Is CloakBrowser safe to run? It's a closed-source binary.

The wrapper library is open source, but the stealth comes from a pre-built, closed-source Chromium binary that runs with full local privileges — a genuine supply-chain risk. An independent behavioural audit at github.com/pim97/cloakbrowser-analyze ran nine runtime tests (string analysis over 2.9M strings, network capture, file-system and process monitoring, planted decoy secrets) and found no malicious behaviour. That is reassuring but not proof: a closed binary can hide time-delayed or conditional triggers that runtime observation misses. Treat 'no malicious behaviour observed' as exactly that, not 'provably safe'.

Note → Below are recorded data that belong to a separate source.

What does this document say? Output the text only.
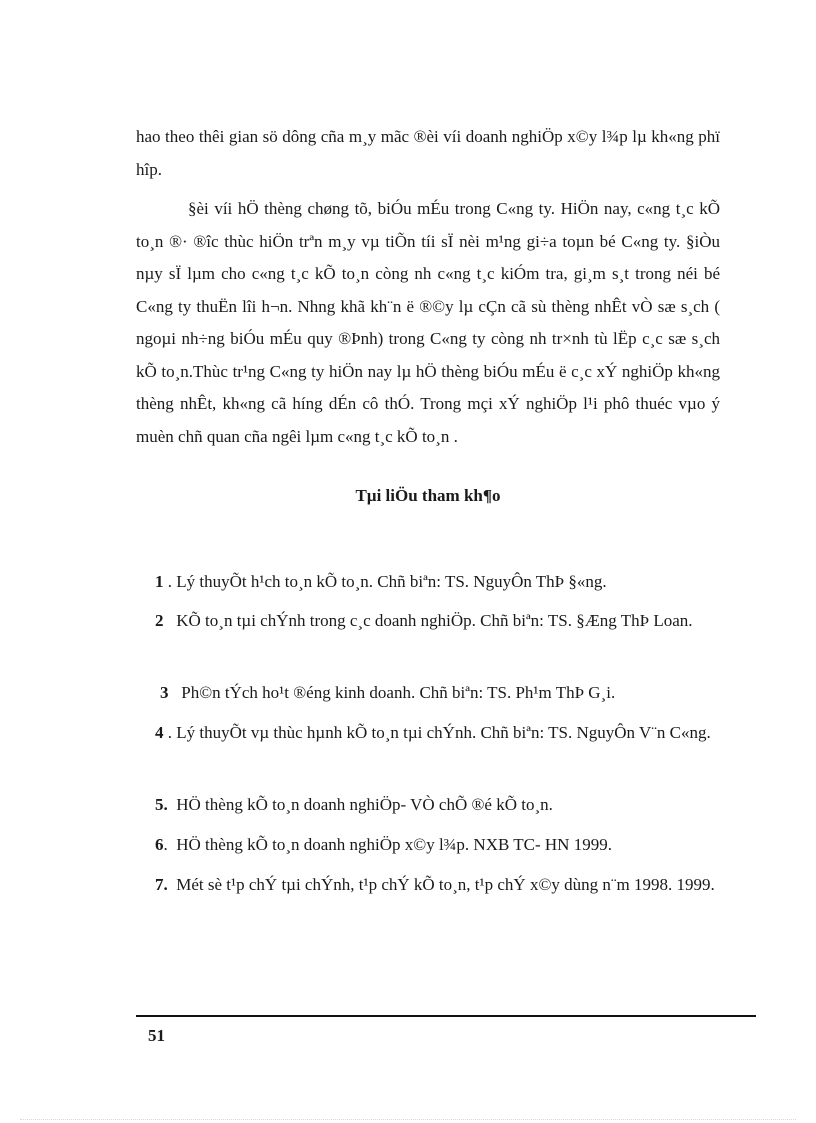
hao theo thêi gian sö dông cña m¸y mãc ®èi víi doanh nghiÖp x©y l¾p lµ kh«ng phï hîp.

§èi víi hÖ thèng chøng tõ, biÓu mÉu trong C«ng ty. HiÖn nay, c«ng t¸c kÕ to¸n ®· ®îc thùc hiÖn trªn m¸y vµ tiÕn tíi sÏ nèi m¹ng gi÷a toµn bé C«ng ty. §iÒu nµy sÏ lµm cho c«ng t¸c kÕ to¸n còng nh c«ng t¸c kiÓm tra, gi¸m s¸t trong néi bé C«ng ty thuËn lîi h¬n. Nhng khã kh¨n ë ®©y lµ cÇn cã sù thèng nhÊt vÒ sæ s¸ch ( ngoµi nh÷ng biÓu mÉu quy ®Þnh) trong C«ng ty còng nh tr×nh tù lËp c¸c sæ s¸ch kÕ to¸n.Thùc tr¹ng C«ng ty hiÖn nay lµ hÖ thèng biÓu mÉu ë c¸c xÝ nghiÖp kh«ng thèng nhÊt, kh«ng cã híng dÉn cô thÓ. Trong mçi xÝ nghiÖp l¹i phô thuéc vµo ý muèn chñ quan cña ngêi lµm c«ng t¸c kÕ to¸n .

Tµi liÖu tham kh¶o
1 . Lý thuyÕt h¹ch to¸n kÕ to¸n. Chñ biªn: TS. NguyÔn ThÞ §«ng.
2 KÕ to¸n tµi chÝnh trong c¸c doanh nghiÖp. Chñ biªn: TS. §Æng ThÞ Loan.
3 Ph©n tÝch ho¹t ®éng kinh doanh. Chñ biªn: TS. Ph¹m ThÞ G¸i.
4 . Lý thuyÕt vµ thùc hµnh kÕ to¸n tµi chÝnh. Chñ biªn: TS. NguyÔn V¨n C«ng.
5. HÖ thèng kÕ to¸n doanh nghiÖp- VÒ chÕ ®é kÕ to¸n.
6.  HÖ thèng kÕ to¸n doanh nghiÖp x©y l¾p. NXB TC- HN 1999.
7. Mét sè t¹p chÝ tµi chÝnh, t¹p chÝ kÕ to¸n, t¹p chÝ x©y dùng n¨m 1998. 1999.
51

How do I reduce the risk of running the binary?

Run it in a disposable container or VM with no access to host secrets — no mounted SSH/AWS credentials, no real environment variables, an outbound network allowlist, and a throwaway proxy account. That limits the blast radius if the binary ever does something unexpected. If you cannot accept running an unauditable binary at all, use a fully open-source alternative like Camoufox or PatchRight where you can read every line.

Is CloakBrowser open source like Camoufox?

Only partially. The control/wrapper layer is open source, but the patched Chromium binary itself is distributed pre-built and closed — you cannot inspect or rebuild the C++ patches from source. Camoufox, by contrast, is fully open source: the Firefox patch set is public and you can compile it yourself. If transparency is a hard requirement, that difference is the deciding factor.